This page focuses on the debt students take on to attend Southeastern Technical Institute, including completion-adjusted borrowing and a standard repayment estimate. These figures are reported by the Department of Education and IPEDS.
Among first-year students at Southeastern Technical Institute, 67% of new students use loans toward freshman-year expenses, borrowing on average $7,623 per borrower, covering both private and federal loans.
The average federally funded loan is $7,898. That is at or past the $5,500 federal first-year limit for the typical dependent freshman. Keep in mind the all-undergraduate averages further down count federal loans only, unlike this private-plus-federal freshman figure.
Looking at all undergraduates at Southeastern Technical Institute, freshmen included, 40% finance part of their studies with federal loans, for a typical $5,152 annually. This is 34.8% smaller than the first-year federal average of $7,898.
Borrowing at that rate every year works out to about $10,304 after two years and $20,608 over four years. These projections assume the same federal borrowing each year and exclude private and Parent PLUS loans.
| Undergraduate federal borrowing | Value |
|---|---|
| Share using federal loans | 40% |
| Average federal loan per year | $5,152 |
| Undergraduates with a federal loan | 106 |
| Total federal loans (one year) | $546,145 |
The middle borrower at Southeastern Technical Institute owes $6,750 in federal borrowing.
| Borrower group | Median federal debt |
|---|---|
| All federal borrowers | $6,750 |
| Students who completed (graduates) | $8,846 |
| Students who withdrew | $4,750 |
Debt carried by students who withdrew is a key risk signal — these borrowers owe money without having earned the credential.
The median hides the spread, so the percentiles below show cumulative federal debt at four points in the distribution for Southeastern Technical Institute.
| Percentile | Cumulative Federal Debt |
|---|---|
| 10th percentile (lowest-debt students) | $2,575 |
| 25th percentile | $4,451 |
| 75th percentile | $9,500 |
| 90th percentile (highest-debt students) | $11,068 |
How wide this percentile range is tells you how much borrowing varies across students at Southeastern Technical Institute.
The figures above count only the students own federal loans.
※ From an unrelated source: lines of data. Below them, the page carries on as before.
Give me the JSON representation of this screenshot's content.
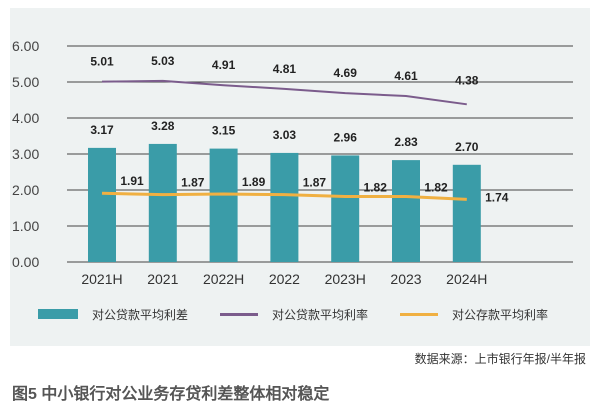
{
  "chart_data": {
    "type": "bar",
    "categories": [
      "2021H",
      "2021",
      "2022H",
      "2022",
      "2023H",
      "2023",
      "2024H"
    ],
    "series": [
      {
        "name": "对公贷款平均利差",
        "type": "bar",
        "color": "#3a9ca8",
        "values": [
          3.17,
          3.28,
          3.15,
          3.03,
          2.96,
          2.83,
          2.7
        ]
      },
      {
        "name": "对公贷款平均利率",
        "type": "line",
        "color": "#7b5c8c",
        "values": [
          5.01,
          5.03,
          4.91,
          4.81,
          4.69,
          4.61,
          4.38
        ]
      },
      {
        "name": "对公存款平均利率",
        "type": "line",
        "color": "#f0b042",
        "values": [
          1.91,
          1.87,
          1.89,
          1.87,
          1.82,
          1.82,
          1.74
        ]
      }
    ],
    "ylim": [
      0,
      6
    ],
    "yticks": [
      "0.00",
      "1.00",
      "2.00",
      "3.00",
      "4.00",
      "5.00",
      "6.00"
    ],
    "grid": true,
    "legend_position": "bottom"
  },
  "source": "数据来源：上市银行年报/半年报",
  "caption": "图5  中小银行对公业务存贷利差整体相对稳定"
}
Adding PLUS loans (borrowed by parents or graduate students) gives a fuller picture of total borrowing at Southeastern Technical Institute.
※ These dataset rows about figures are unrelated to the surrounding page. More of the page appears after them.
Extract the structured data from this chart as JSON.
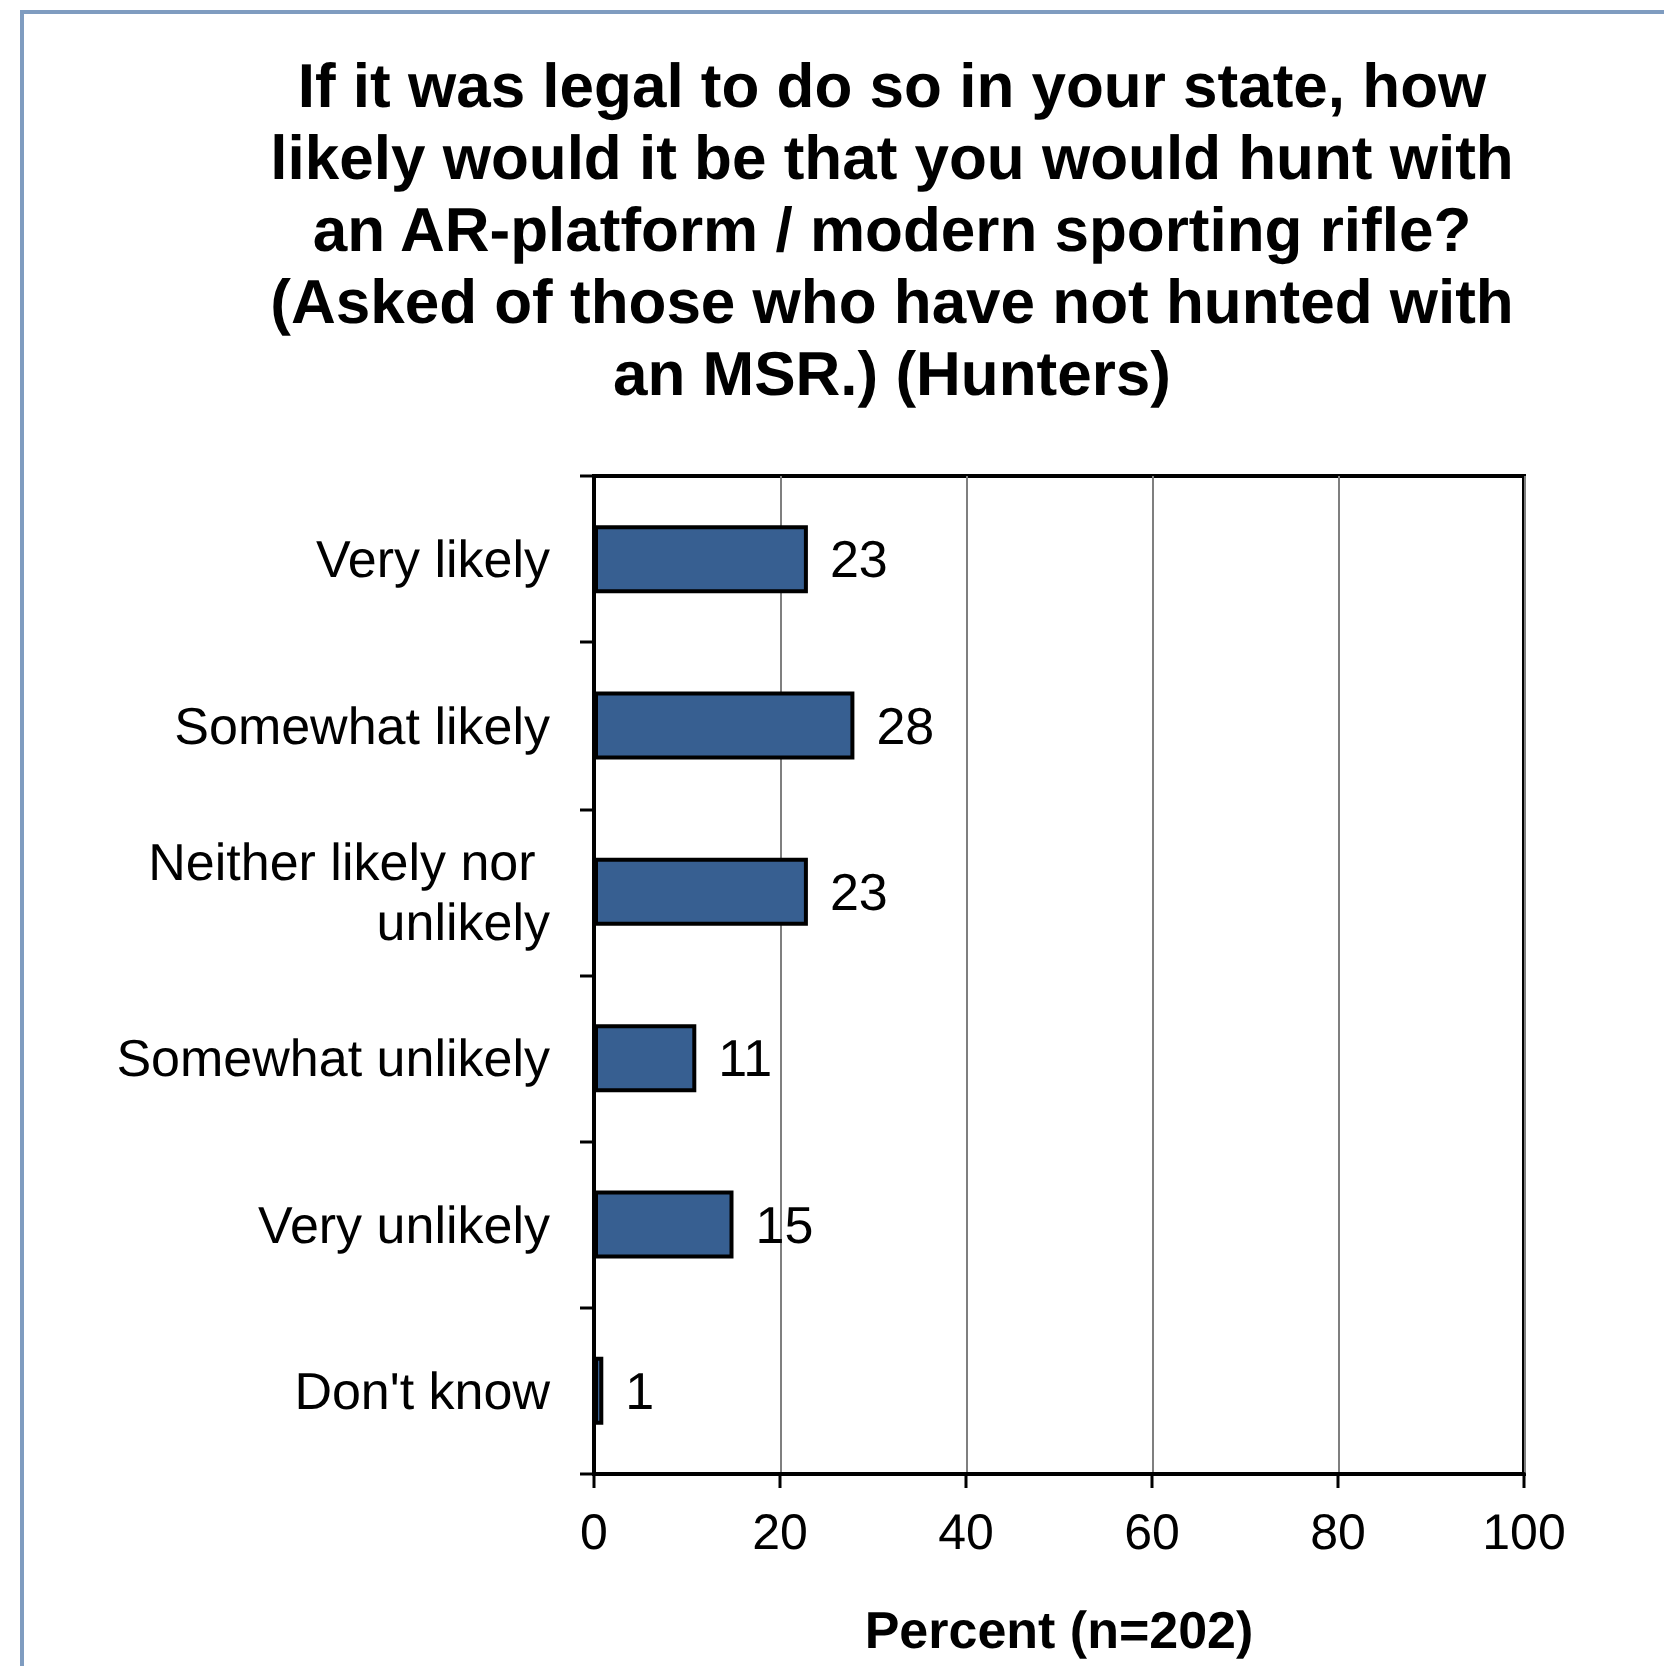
{
  "chart_data": {
    "type": "bar",
    "orientation": "horizontal",
    "title": "If it was legal to do so in your state, how likely would it be that you would hunt with an AR-platform / modern sporting rifle? (Asked of those who have not hunted with an MSR.) (Hunters)",
    "xlabel": "Percent (n=202)",
    "categories": [
      "Very likely",
      "Somewhat likely",
      "Neither likely nor unlikely",
      "Somewhat unlikely",
      "Very unlikely",
      "Don't know"
    ],
    "values": [
      23,
      28,
      23,
      11,
      15,
      1
    ],
    "color": "#375f91",
    "xlim": [
      0,
      100
    ],
    "xticks": [
      0,
      20,
      40,
      60,
      80,
      100
    ],
    "grid": "x",
    "data_labels": true
  }
}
| Group | Borrowers | Median debt incl. PLUS |
|---|---|---|
| All borrowers | 20 | $9,300 |
The indicators below describe what the typical debt costs to pay back at Southeastern Technical Institute.
Defaulting means failing to repay a federal student loan, which carries serious credit consequences. The federal two-year cohort default rate for Southeastern Technical Institute is shown below.
| Metric | Value |
|---|---|
| 2-year cohort default rate | 6.0% |
| Borrowers in the cohort | 82 |
A lower default rate generally signals that graduates earn enough to manage their loan payments.
The breakdowns below show median federal debt by income, first-generation status, and dependency.
By Family Income
| Income tier | Median federal debt |
|---|---|
| Low income | $8,654 |
| Middle income | $5,500 |
| High income | $5,500 |
Dependency-Status Comparison
| Cohort | Median federal debt |
|---|---|
| Dependent students | $5,500 |
| Independent students | $9,475 |
The Department of Education computes gap indicators that show how borrowing differs between student groups at Southeastern Technical Institute.
Subsidized and Unsubsidized Loans
With an unsubsidized loan, interest starts adding up the day the loan is disbursed, including during school. Subsidized loans, by contrast, do not accrue interest while you are enrolled at least half-time, which makes them the less expensive option when you qualify.
Did You Know?
Declaring bankruptcy does not erase federal student loan debt. If you stop paying, the federal government can garnish a portion of your wages until the loans are repaid.
References
More about our data sources and methodologies.